Bridging the Gap Between DeafBlind Minds: interactional and social foundations of intention-attribution in the Seattle DeafBlind community
Bridging the Gap Between DeafBlind Minds: interactional and social foundations of intention-attribution in the Seattle DeafBlind community
Blog Article
This article is concerned with social Inlet Valve Seal and interactional processes that simplify pragmatic acts of intention attribution.The empirical focus is a series of interactions among DeafBlind people in Seattle, Washington, where pointing signs are used to individuate objects of reference in the im-mediate environment.Most members of this community are born deaf and slowly become blind.They come to Seattle using Visual American Sign Language, which has emerged and developed in a field organized around visual modes of access.

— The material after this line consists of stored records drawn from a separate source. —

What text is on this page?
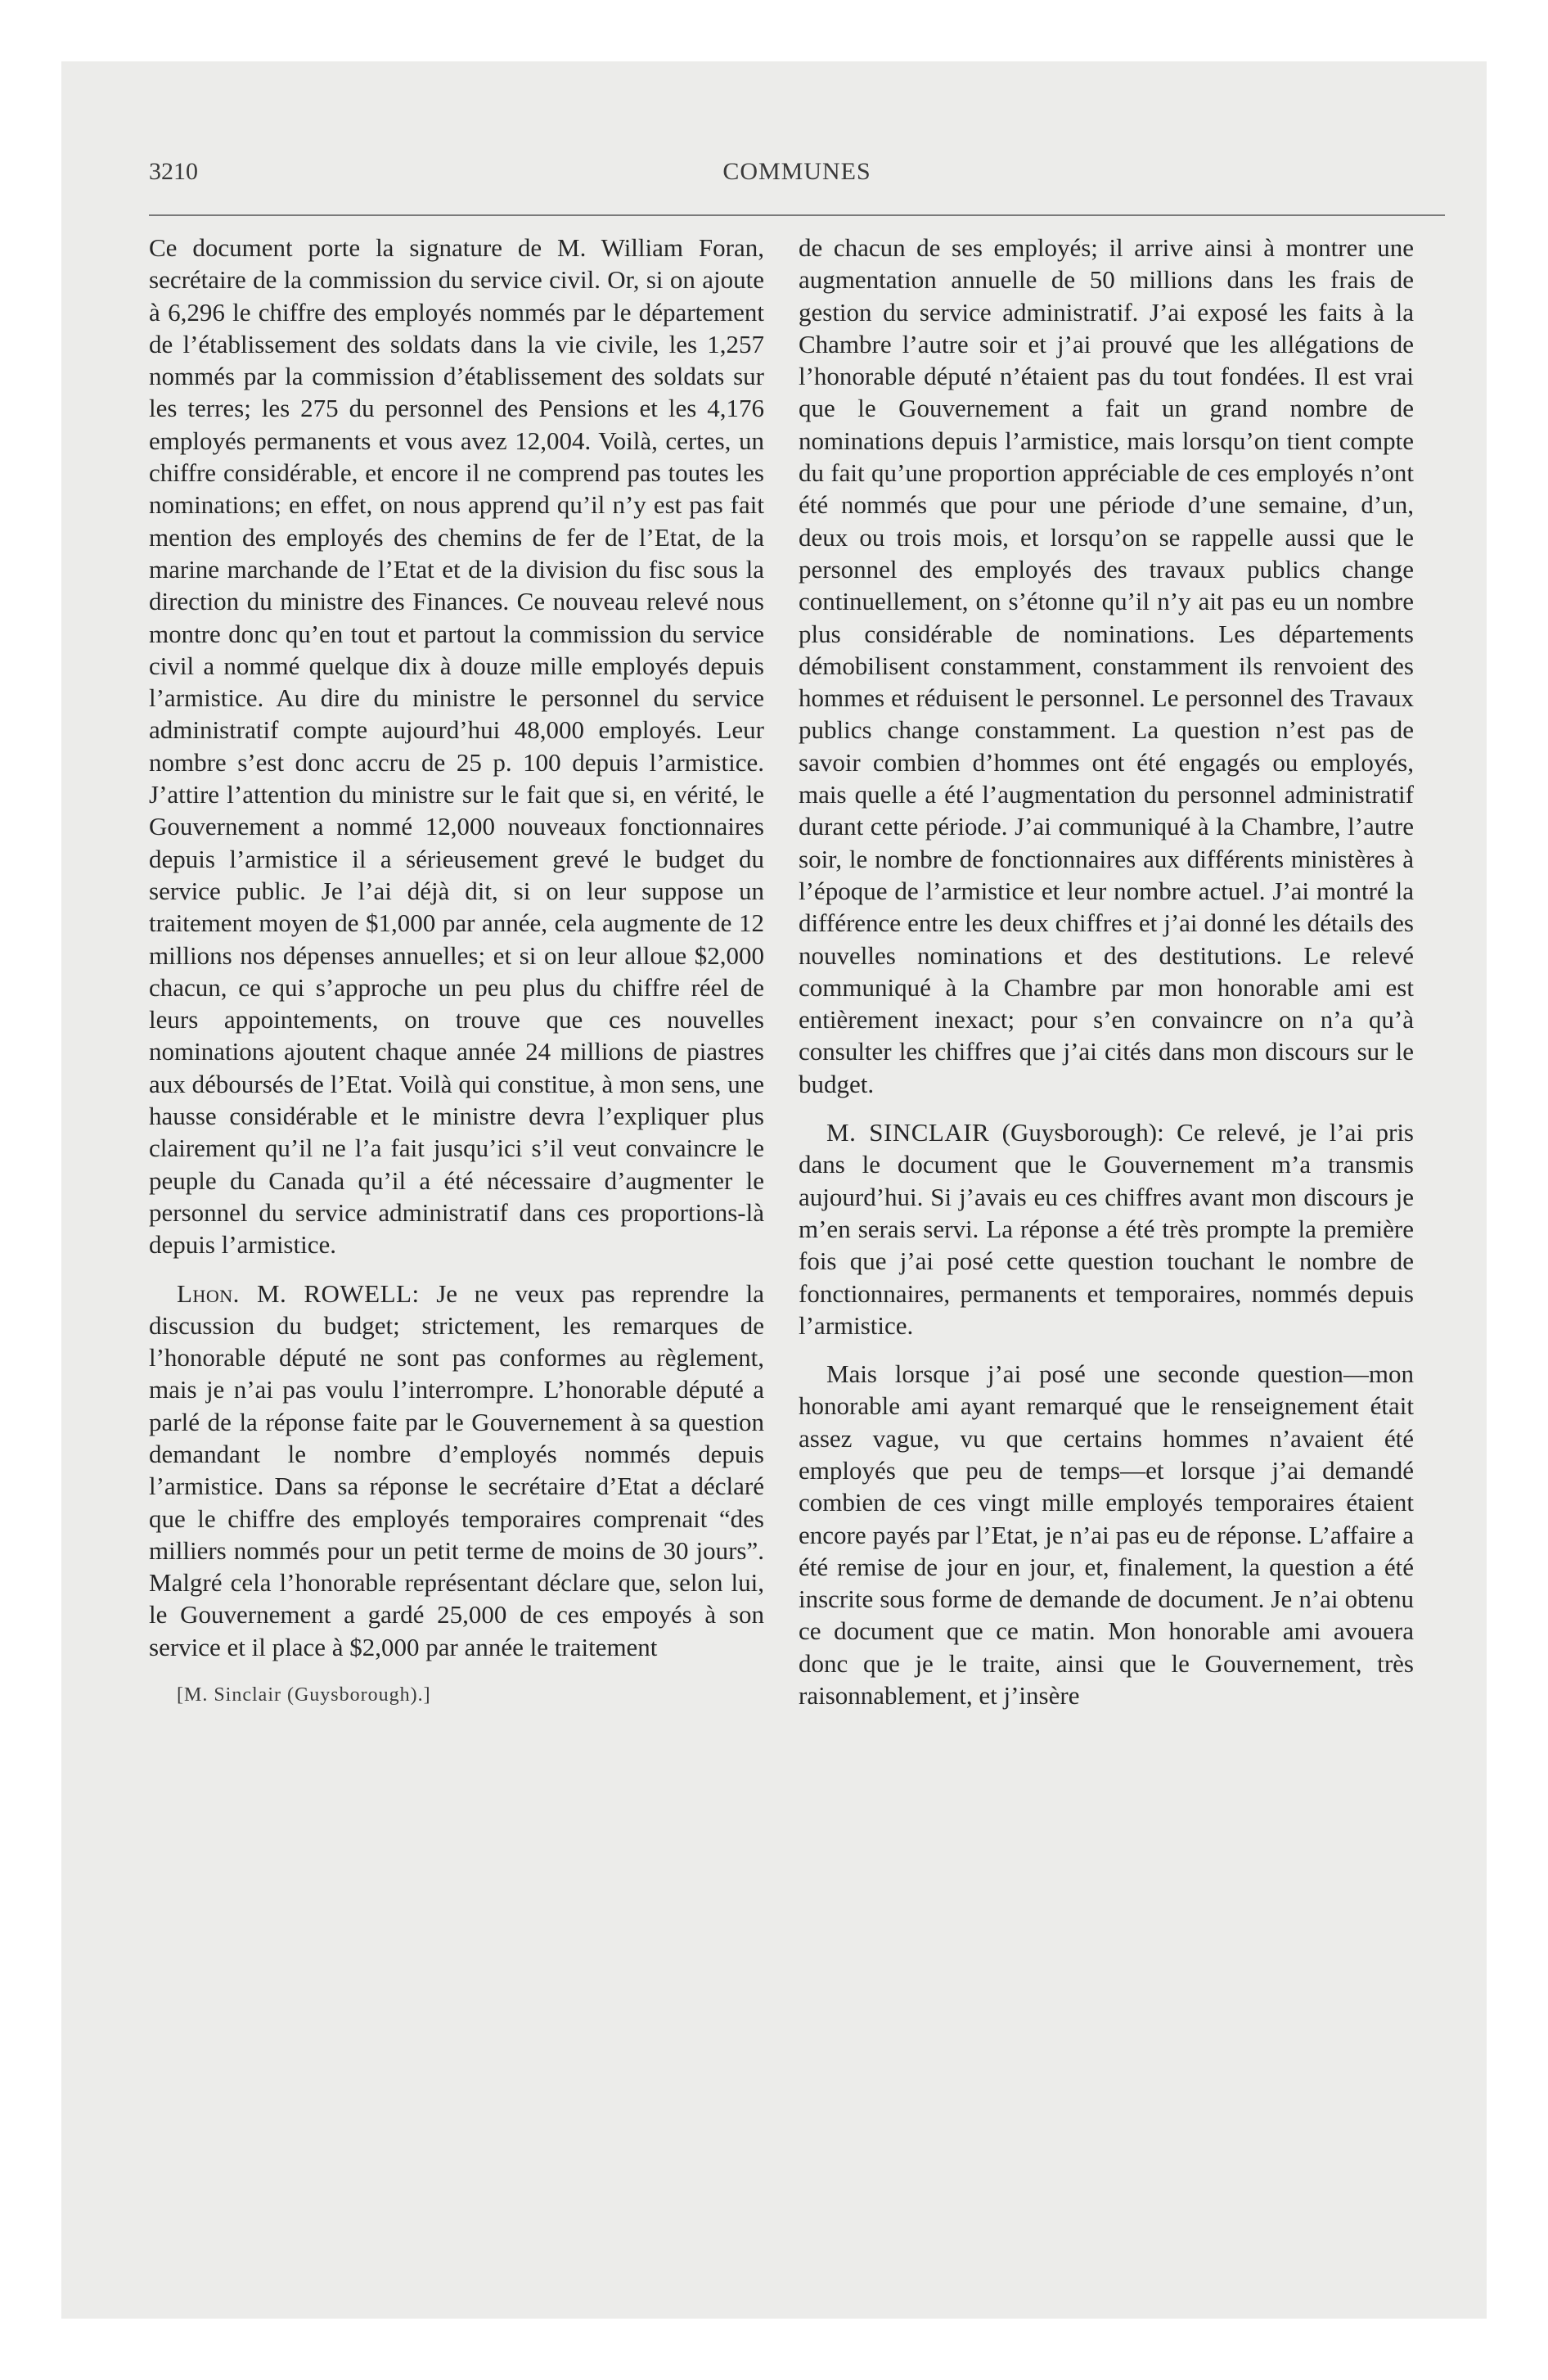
3210	COMMUNES

Ce document porte la signature de M. William Foran, secrétaire de la commission du service civil. Or, si on ajoute à 6,296 le chiffre des employés nommés par le département de l’établissement des soldats dans la vie civile, les 1,257 nommés par la commission d’établissement des soldats sur les terres; les 275 du personnel des Pensions et les 4,176 employés permanents et vous avez 12,004. Voilà, certes, un chiffre considérable, et encore il ne comprend pas toutes les nominations; en effet, on nous apprend qu’il n’y est pas fait mention des employés des chemins de fer de l’Etat, de la marine marchande de l’Etat et de la division du fisc sous la direction du ministre des Finances. Ce nouveau relevé nous montre donc qu’en tout et partout la commission du service civil a nommé quelque dix à douze mille employés depuis l’armistice. Au dire du ministre le personnel du service administratif compte aujourd’hui 48,000 employés. Leur nombre s’est donc accru de 25 p. 100 depuis l’armistice. J’attire l’attention du ministre sur le fait que si, en vérité, le Gouvernement a nommé 12,000 nouveaux fonctionnaires depuis l’armistice il a sérieusement grevé le budget du service public. Je l’ai déjà dit, si on leur suppose un traitement moyen de $1,000 par année, cela augmente de 12 millions nos dépenses annuelles; et si on leur alloue $2,000 chacun, ce qui s’approche un peu plus du chiffre réel de leurs appointements, on trouve que ces nouvelles nominations ajoutent chaque année 24 millions de piastres aux déboursés de l’Etat. Voilà qui constitue, à mon sens, une hausse considérable et le ministre devra l’expliquer plus clairement qu’il ne l’a fait jusqu’ici s’il veut convaincre le peuple du Canada qu’il a été nécessaire d’augmenter le personnel du service administratif dans ces proportions-là depuis l’armistice.

Lhon. M. ROWELL: Je ne veux pas reprendre la discussion du budget; strictement, les remarques de l’honorable député ne sont pas conformes au règlement, mais je n’ai pas voulu l’interrompre. L’honorable député a parlé de la réponse faite par le Gouvernement à sa question demandant le nombre d’employés nommés depuis l’armistice. Dans sa réponse le secrétaire d’Etat a déclaré que le chiffre des employés temporaires comprenait “des milliers nommés pour un petit terme de moins de 30 jours”. Malgré cela l’honorable représentant déclare que, selon lui, le Gouvernement a gardé 25,000 de ces empoyés à son service et il place à $2,000 par année le traitement

[M. Sinclair (Guysborough).]

de chacun de ses employés; il arrive ainsi à montrer une augmentation annuelle de 50 millions dans les frais de gestion du service administratif. J’ai exposé les faits à la Chambre l’autre soir et j’ai prouvé que les allégations de l’honorable député n’étaient pas du tout fondées. Il est vrai que le Gouvernement a fait un grand nombre de nominations depuis l’armistice, mais lorsqu’on tient compte du fait qu’une proportion appréciable de ces employés n’ont été nommés que pour une période d’une semaine, d’un, deux ou trois mois, et lorsqu’on se rappelle aussi que le personnel des employés des travaux publics change continuellement, on s’étonne qu’il n’y ait pas eu un nombre plus considérable de nominations. Les départements démobilisent constamment, constamment ils renvoient des hommes et réduisent le personnel. Le personnel des Travaux publics change constamment. La question n’est pas de savoir combien d’hommes ont été engagés ou employés, mais quelle a été l’augmentation du personnel administratif durant cette période. J’ai communiqué à la Chambre, l’autre soir, le nombre de fonctionnaires aux différents ministères à l’époque de l’armistice et leur nombre actuel. J’ai montré la différence entre les deux chiffres et j’ai donné les détails des nouvelles nominations et des destitutions. Le relevé communiqué à la Chambre par mon honorable ami est entièrement inexact; pour s’en convaincre on n’a qu’à consulter les chiffres que j’ai cités dans mon discours sur le budget.

M. SINCLAIR (Guysborough): Ce relevé, je l’ai pris dans le document que le Gouvernement m’a transmis aujourd’hui. Si j’avais eu ces chiffres avant mon discours je m’en serais servi. La réponse a été très prompte la première fois que j’ai posé cette question touchant le nombre de fonctionnaires, permanents et temporaires, nommés depuis l’armistice.

Mais lorsque j’ai posé une seconde question—mon honorable ami ayant remarqué que le renseignement était assez vague, vu que certains hommes n’avaient été employés que peu de temps—et lorsque j’ai demandé combien de ces vingt mille employés temporaires étaient encore payés par l’Etat, je n’ai pas eu de réponse. L’affaire a été remise de jour en jour, et, finalement, la question a été inscrite sous forme de demande de document. Je n’ai obtenu ce document que ce matin. Mon honorable ami avouera donc que je le traite, ainsi que le Gouvernement, très raisonnablement, et j’insère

However, as vision deteriorates, links be-tween deictic signs and the present, remembered, or imagined environment erode in idiosyncratic ways across the community of language-users, and it becomes increasingly difficult for partici-pants to converge on objects of reference.In the past, DeafBlind people have addressed this problem by relying on sighted interpreters.Under the influence of the recent pro-tactile movement, they APPLE SAUCE ORG have turned instead to one another to find new solutions to their referential prob-lems.Drawing on analyses of 120 hours of videorecorded interaction and language-use, detailed fieldnotes collected during twelve months of sustained anthropological fieldwork, and more than 15 years of involvement in this community in a range of capacities, I show how DeafBlind peo-ple are generating new and reciprocal modes of access to their environment, and how this pro-cess is aligning language with context in novel ways.
I propose two mechanisms that can account for this process: deictic integration and embedding in the social field.I argue that together, these interactional and social mechanisms yield a deictic system set to retrieve a restricted range of values from the extra-linguistic context, thereby attenuating the cognitive demands of intention-attribution and narrowing the gap between DeafBlind minds.